The visualization layer used PyQt to render an interactive map with clustered location markers. Clicking a marker revealed the associated post content, timestamp, and source platform. This contextualization transformed raw coordinates into a narrative—not just "this person was at these coordinates," but "they posted about their workout at the downtown gym every Tuesday morning."

Creepy's export functionality demonstrated thoughtful design for investigative workflows. CSV exports included all metadata fields for statistical analysis. KML exports created geographic markup compatible with Google Earth and professional GIS tools, complete with proper timestamp formatting for temporal animation. This allowed analysts to visualize movement patterns over time, revealing routines, frequently visited locations, and travel patterns.

The tool also implemented rudimentary pattern analysis, identifying clusters of locations (home, work, frequent venues) and flagging unusual locations that deviated from established patterns. This was basic compared to modern machine learning approaches, but effective for highlighting anomalies in location histories.

Gotcha

Creepy is functionally dead for production use, and that's critical to understand. Every social platform it targeted has since locked down API access or deprecated the endpoints that exposed location data. Twitter's v1.1 API was sunset. Instagram restricted third-party access to location data. Facebook completely overhauled permissions after Cambridge Analytica. The scraping techniques that worked in 2013 now trigger rate limits, CAPTCHA challenges, and account suspensions.

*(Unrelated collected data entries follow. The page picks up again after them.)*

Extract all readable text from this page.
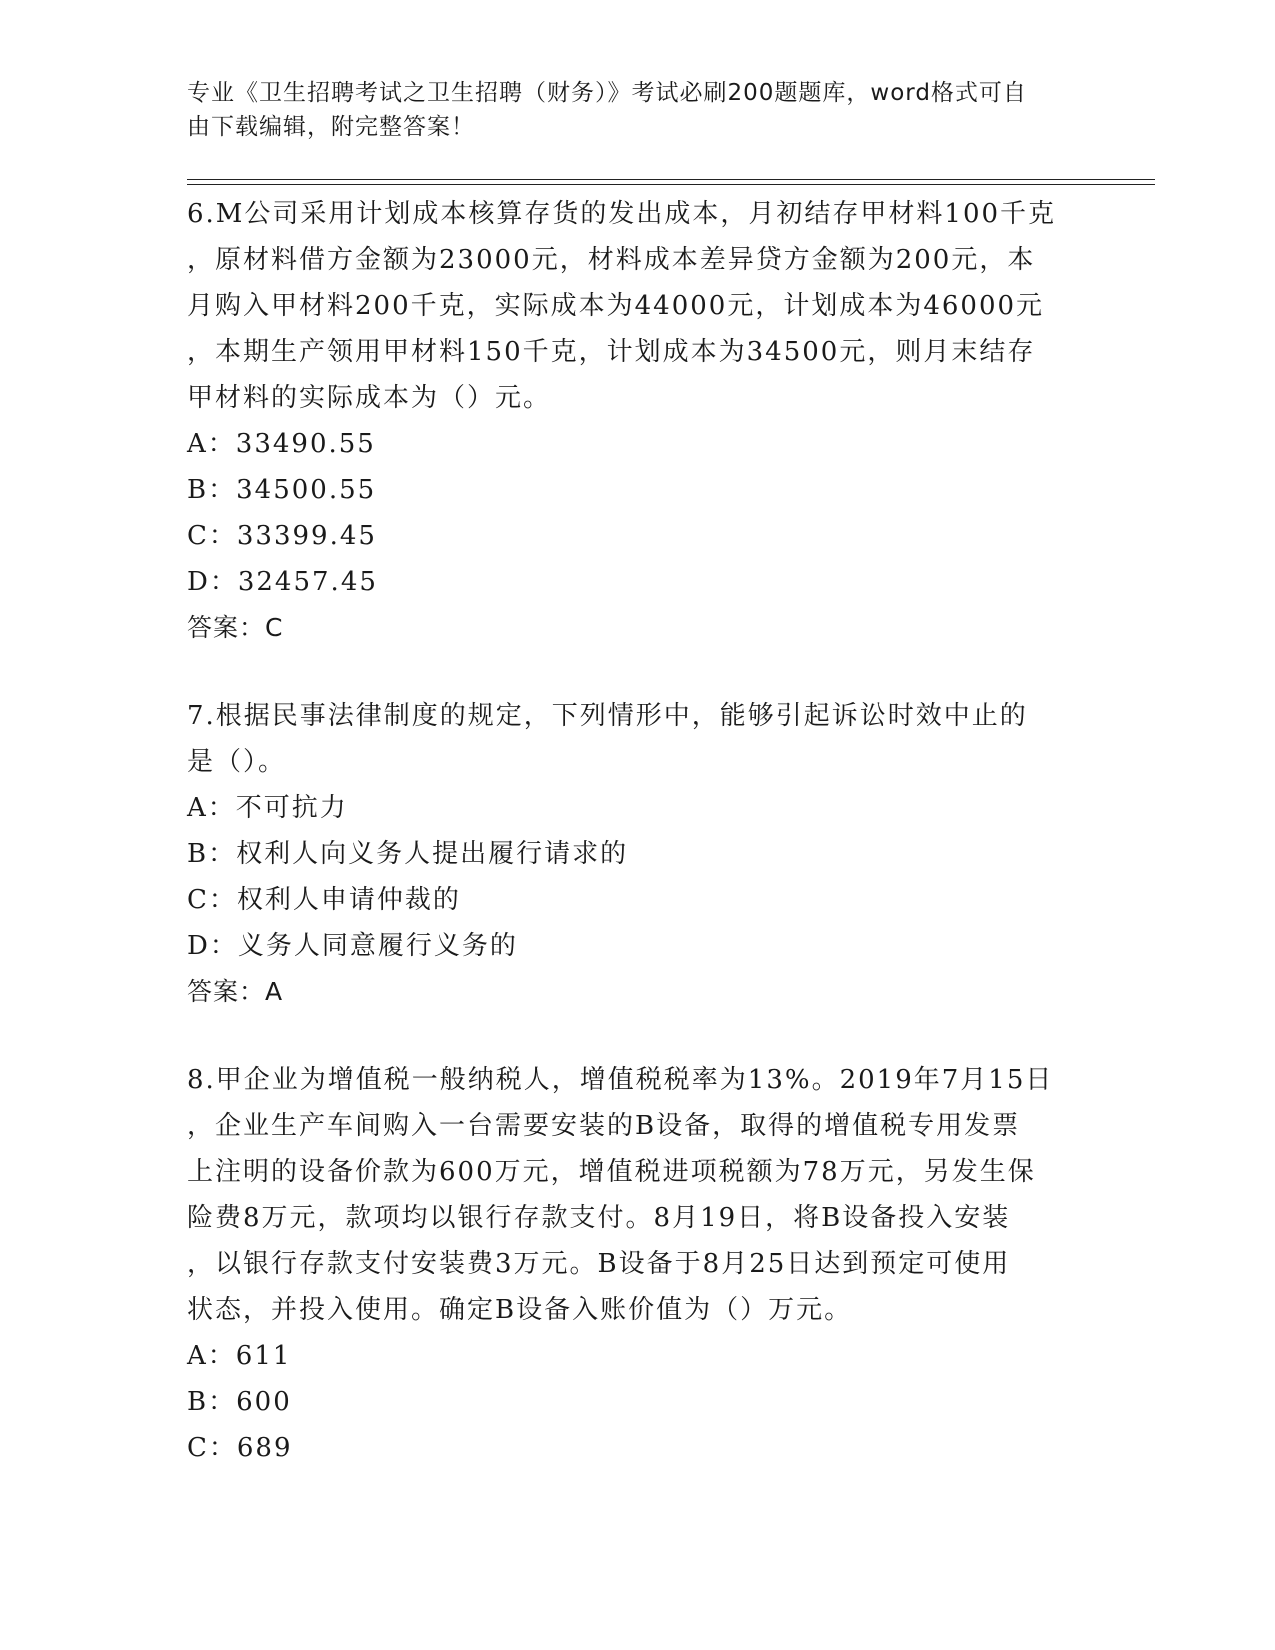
专业《卫生招聘考试之卫生招聘（财务）》考试必刷200题题库，word格式可自
由下载编辑，附完整答案！
6.M公司采用计划成本核算存货的发出成本，月初结存甲材料100千克
，原材料借方金额为23000元，材料成本差异贷方金额为200元，本
月购入甲材料200千克，实际成本为44000元，计划成本为46000元
，本期生产领用甲材料150千克，计划成本为34500元，则月末结存
甲材料的实际成本为（）元。
A：33490.55
B：34500.55
C：33399.45
D：32457.45
答案：C
7.根据民事法律制度的规定，下列情形中，能够引起诉讼时效中止的
是（）。
A：不可抗力
B：权利人向义务人提出履行请求的
C：权利人申请仲裁的
D：义务人同意履行义务的
答案：A
8.甲企业为增值税一般纳税人，增值税税率为13%。2019年7月15日
，企业生产车间购入一台需要安装的B设备，取得的增值税专用发票
上注明的设备价款为600万元，增值税进项税额为78万元，另发生保
险费8万元，款项均以银行存款支付。8月19日，将B设备投入安装
，以银行存款支付安装费3万元。B设备于8月25日达到预定可使用
状态，并投入使用。确定B设备入账价值为（）万元。
A：611
B：600
C：689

Beyond technical obsolescence, there are serious ethical and legal concerns. Using tools like Creepy without explicit authorization crosses into surveillance territory. Many jurisdictions now have laws specifically prohibiting unauthorized tracking or data aggregation. Even for legitimate security research, the barrier for informed consent and ethical approval is considerably higher than when Creepy was released. The tool was built in an era with different norms around data collection—norms that have rightfully evolved. Anyone considering building similar functionality today needs legal review, ethical frameworks, and explicit consent mechanisms that Creepy never contemplated.

Verdict

Use if: You're researching the history of OSINT techniques, teaching a course on privacy implications of social media, or studying how API access restrictions evolved in response to surveillance concerns. Creepy is a time capsule demonstrating why platforms implement strict data access controls today. It's valuable as a case study, not as operational software. Security researchers might also examine its plugin architecture as a reference for building modular data collection systems (for legitimate purposes with proper authorization). Skip if: You need functional geolocation intelligence gathering for actual investigations, expect it to work against modern social platforms, or don't have a clear ethical framework and legal authorization for your use case. For current OSINT work, invest in actively maintained commercial tools like Maltego or stay current with Bellingcat's evolving techniques. Creepy belongs in a museum of digital privacy awakening—admire it for what it revealed about our data exhaust, but don't expect it to run on today's locked-down platforms.